Korsika
– Gebirge im Meer
Aus meinem Tourtagebuch, Teil 2
10. Mai
2001
(Corte – Cozzano)
Zu
unserer großen Freude hat sich das Wetter gehalten. Doch nach
der gestrigen Etappe sind die Beine müder geworden, und zum
ersten Mal verschafft sich ein zwar noch kleiner, aber vorhandener
Gedanke an einen halben bis ganzen Ruhetag Zutritt in meine Überlegungen
zur Tagesplanung. Doch noch fehlt es ihm an konkretem Durchsetzungsvermögen.

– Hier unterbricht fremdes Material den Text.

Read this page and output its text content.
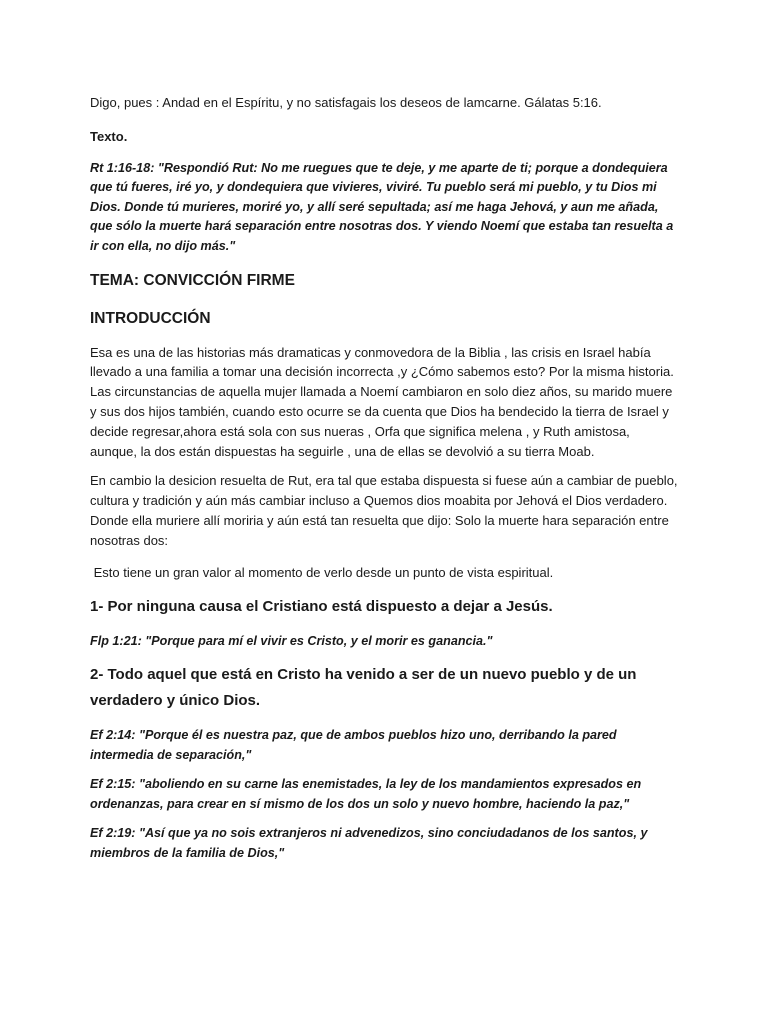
Digo, pues : Andad en el Espíritu, y no satisfagais los deseos de lamcarne. Gálatas 5:16.

Texto.

Rt 1:16-18: "Respondió Rut: No me ruegues que te deje, y me aparte de ti; porque a dondequiera que tú fueres, iré yo, y dondequiera que vivieres, viviré. Tu pueblo será mi pueblo, y tu Dios mi Dios. Donde tú murieres, moriré yo, y allí seré sepultada; así me haga Jehová, y aun me añada, que sólo la muerte hará separación entre nosotras dos. Y viendo Noemí que estaba tan resuelta a ir con ella, no dijo más."

TEMA: CONVICCIÓN FIRME
INTRODUCCIÓN

Esa es una de las historias más dramaticas y conmovedora de la Biblia , las crisis en Israel había llevado a una familia a tomar una decisión incorrecta ,y ¿Cómo sabemos esto? Por la misma historia. Las circunstancias de aquella mujer llamada a Noemí cambiaron en solo diez años, su marido muere y sus dos hijos también, cuando esto ocurre se da cuenta que Dios ha bendecido la tierra de Israel y decide regresar,ahora está sola con sus nueras , Orfa que significa melena , y Ruth amistosa, aunque, la dos están dispuestas ha seguirle , una de ellas se devolvió a su tierra Moab.

En cambio la desicion resuelta de Rut, era tal que estaba dispuesta si fuese aún a cambiar de pueblo, cultura y tradición y aún más cambiar incluso a Quemos dios moabita por Jehová el Dios verdadero. Donde ella muriere allí moriria y aún está tan resuelta que dijo: Solo la muerte hara separación entre nosotras dos:

Esto tiene un gran valor al momento de verlo desde un punto de vista espiritual.

1- Por ninguna causa el Cristiano está dispuesto a dejar a Jesús.

Flp 1:21: "Porque para mí el vivir es Cristo, y el morir es ganancia."

2- Todo aquel que está en Cristo ha venido a ser de un nuevo pueblo y de un verdadero y único Dios.

Ef 2:14: "Porque él es nuestra paz, que de ambos pueblos hizo uno, derribando la pared intermedia de separación,"

Ef 2:15: "aboliendo en su carne las enemistades, la ley de los mandamientos expresados en ordenanzas, para crear en sí mismo de los dos un solo y nuevo hombre, haciendo la paz,"

Ef 2:19: "Así que ya no sois extranjeros ni advenedizos, sino conciudadanos de los santos, y miembros de la familia de Dios,"
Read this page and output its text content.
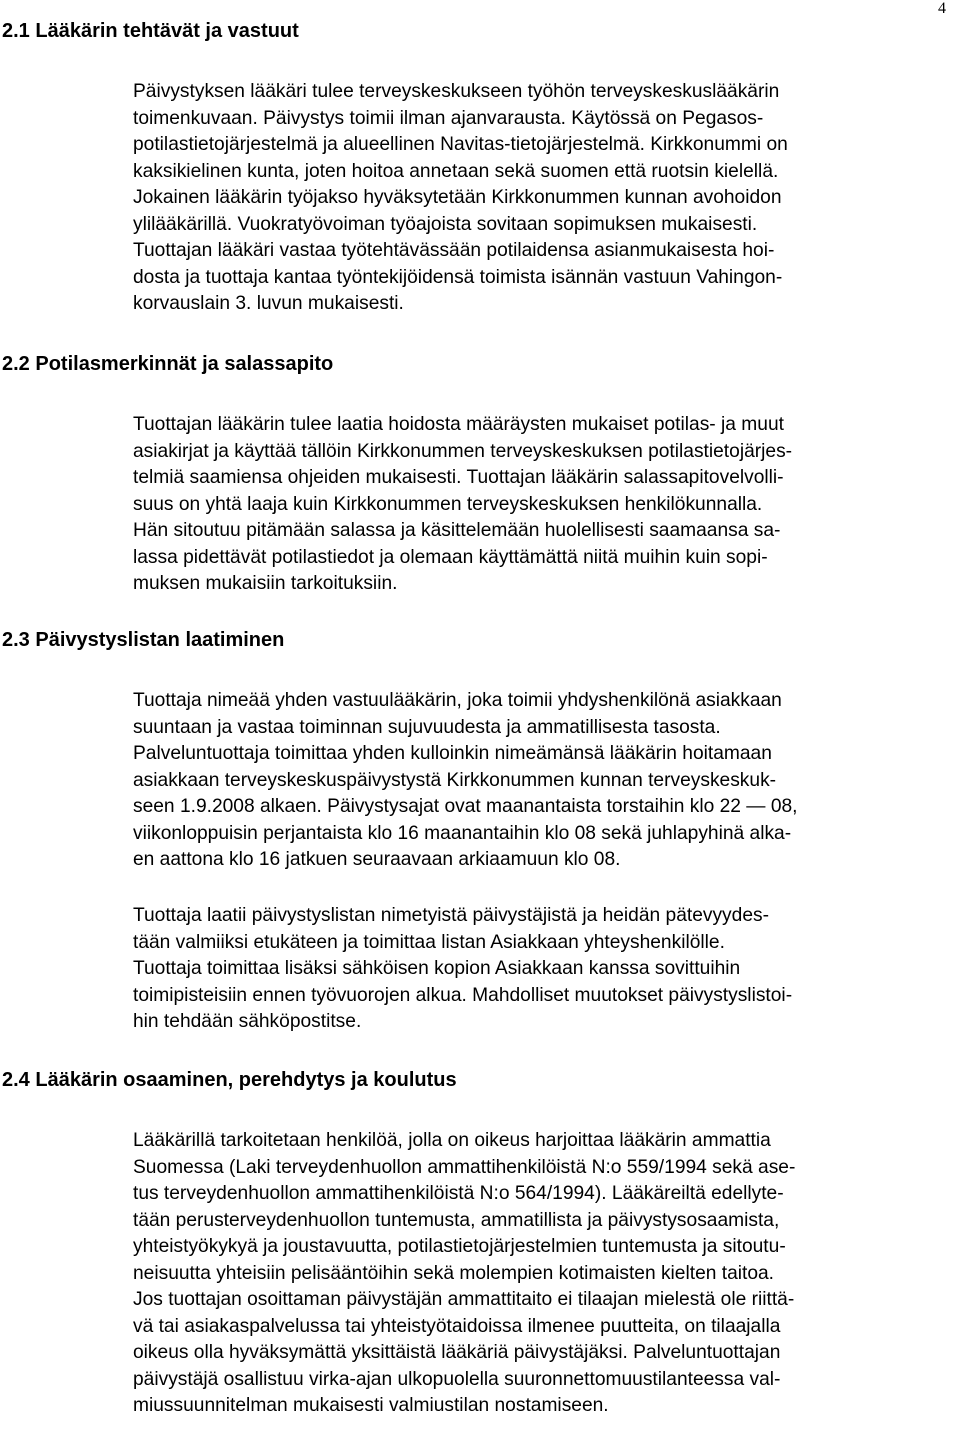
4
2.1 Lääkärin tehtävät ja vastuut
Päivystyksen lääkäri tulee terveyskeskukseen työhön terveyskeskuslääkärin
toimenkuvaan. Päivystys toimii ilman ajanvarausta. Käytössä on Pegasos-
potilastietojärjestelmä ja alueellinen Navitas-tietojärjestelmä. Kirkkonummi on
kaksikielinen kunta, joten hoitoa annetaan sekä suomen että ruotsin kielellä.
Jokainen lääkärin työjakso hyväksytetään Kirkkonummen kunnan avohoidon
ylilääkärillä. Vuokratyövoiman työajoista sovitaan sopimuksen mukaisesti.
Tuottajan lääkäri vastaa työtehtävässään potilaidensa asianmukaisesta hoi-
dosta ja tuottaja kantaa työntekijöidensä toimista isännän vastuun Vahingon-
korvauslain 3. luvun mukaisesti.
2.2 Potilasmerkinnät ja salassapito
Tuottajan lääkärin tulee laatia hoidosta määräysten mukaiset potilas- ja muut
asiakirjat ja käyttää tällöin Kirkkonummen terveyskeskuksen potilastietojärjes-
telmiä saamiensa ohjeiden mukaisesti. Tuottajan lääkärin salassapitovelvolli-
suus on yhtä laaja kuin Kirkkonummen terveyskeskuksen henkilökunnalla.
Hän sitoutuu pitämään salassa ja käsittelemään huolellisesti saamaansa sa-
lassa pidettävät potilastiedot ja olemaan käyttämättä niitä muihin kuin sopi-
muksen mukaisiin tarkoituksiin.
2.3 Päivystyslistan laatiminen
Tuottaja nimeää yhden vastuulääkärin, joka toimii yhdyshenkilönä asiakkaan
suuntaan ja vastaa toiminnan sujuvuudesta ja ammatillisesta tasosta.
Palveluntuottaja toimittaa yhden kulloinkin nimeämänsä lääkärin hoitamaan
asiakkaan terveyskeskuspäivystystä Kirkkonummen kunnan terveyskeskuk-
seen 1.9.2008 alkaen. Päivystysajat ovat maanantaista torstaihin klo 22 — 08,
viikonloppuisin perjantaista klo 16 maanantaihin klo 08 sekä juhlapyhinä alka-
en aattona klo 16 jatkuen seuraavaan arkiaamuun klo 08.
Tuottaja laatii päivystyslistan nimetyistä päivystäjistä ja heidän pätevyydes-
tään valmiiksi etukäteen ja toimittaa listan Asiakkaan yhteyshenkilölle.
Tuottaja toimittaa lisäksi sähköisen kopion Asiakkaan kanssa sovittuihin
toimipisteisiin ennen työvuorojen alkua. Mahdolliset muutokset päivystyslistoi-
hin tehdään sähköpostitse.
2.4 Lääkärin osaaminen, perehdytys ja koulutus
Lääkärillä tarkoitetaan henkilöä, jolla on oikeus harjoittaa lääkärin ammattia
Suomessa (Laki terveydenhuollon ammattihenkilöistä N:o 559/1994 sekä ase-
tus terveydenhuollon ammattihenkilöistä N:o 564/1994). Lääkäreiltä edellyte-
tään perusterveydenhuollon tuntemusta, ammatillista ja päivystysosaamista,
yhteistyökykyä ja joustavuutta, potilastietojärjestelmien tuntemusta ja sitoutu-
neisuutta yhteisiin pelisääntöihin sekä molempien kotimaisten kielten taitoa.
Jos tuottajan osoittaman päivystäjän ammattitaito ei tilaajan mielestä ole riittä-
vä tai asiakaspalvelussa tai yhteistyötaidoissa ilmenee puutteita, on tilaajalla
oikeus olla hyväksymättä yksittäistä lääkäriä päivystäjäksi. Palveluntuottajan
päivystäjä osallistuu virka-ajan ulkopuolella suuronnettomuustilanteessa val-
miussuunnitelman mukaisesti valmiustilan nostamiseen.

Wir brechen erst mal auf und wollen einen kleinen Abstecher in das
Tal der Restonica machen. Nach etwa 5 km treffen wir erneut auf
jenes am Vortag kennengelernte Verkehrsschild, welches uns darauf
aufmerksam macht, dass die Weiterfahrt gesperrt ist. Wieder Pech
gehabt! Also lenken wir unsere Drahtesel Richtung Süden, und
legen die nächsten gut 20 km auf der Nationalstraße bis
Vivario zurück. Dort wollen wir abzweigen, um über den
Col de Serba (1310 m) nach Ghisoni zu gelangen. Der Reiseführer
kündigt für die ersten 1,5 Kilometer eine respekteinflößende
Steigung von 16% an. Daher schiebe ich, zwar nicht das Fahrrad,
aber mir noch ein paar Traubenzucker in den Mund. Vielleicht hilft’s
ja. Dann fahre ich los, immer darauf wartend, dass endlich die sich
erhöhende Schwere des Tritts die ersten Anzeichen gibt für
den Beginn der Tortur. Aber es geschieht nichts gravierendes. Der
Reiseführer hat geirrt. Das Beäugen des Tachos ergibt
mathematisch die Hälfte der angekündigten Wahrheit. Als
mir mein Bruder plötzlich wieder entgegenkommt, erfahre ich,
dass wir, beginnend mit dem gestrigen Abend, anscheinend wirklich
der Route der korsischen Straßenausbesserungstrupps folgen,
denn auch diesen Pass werden wir nicht zu sehen bekommen. Leicht
genervt werfen wir einen Blick auf die Karte, stellen fest, dass
es eine andere, wenn auch längere Alternative gibt, und setzen
unsere Tour auf diesem Wege fort. Das mit dem halben Ruhetag verschwindet
für heute endgültig aus meinen Gedanken. Dafür ist
der Anstieg von ca. 500 Höhenmeter auf den Col d’Erbajo
(920 m) mit einer moderaten Steigung versehen, so dass sich die
Sinne währenddessen von der Umgebung berühren lassen können.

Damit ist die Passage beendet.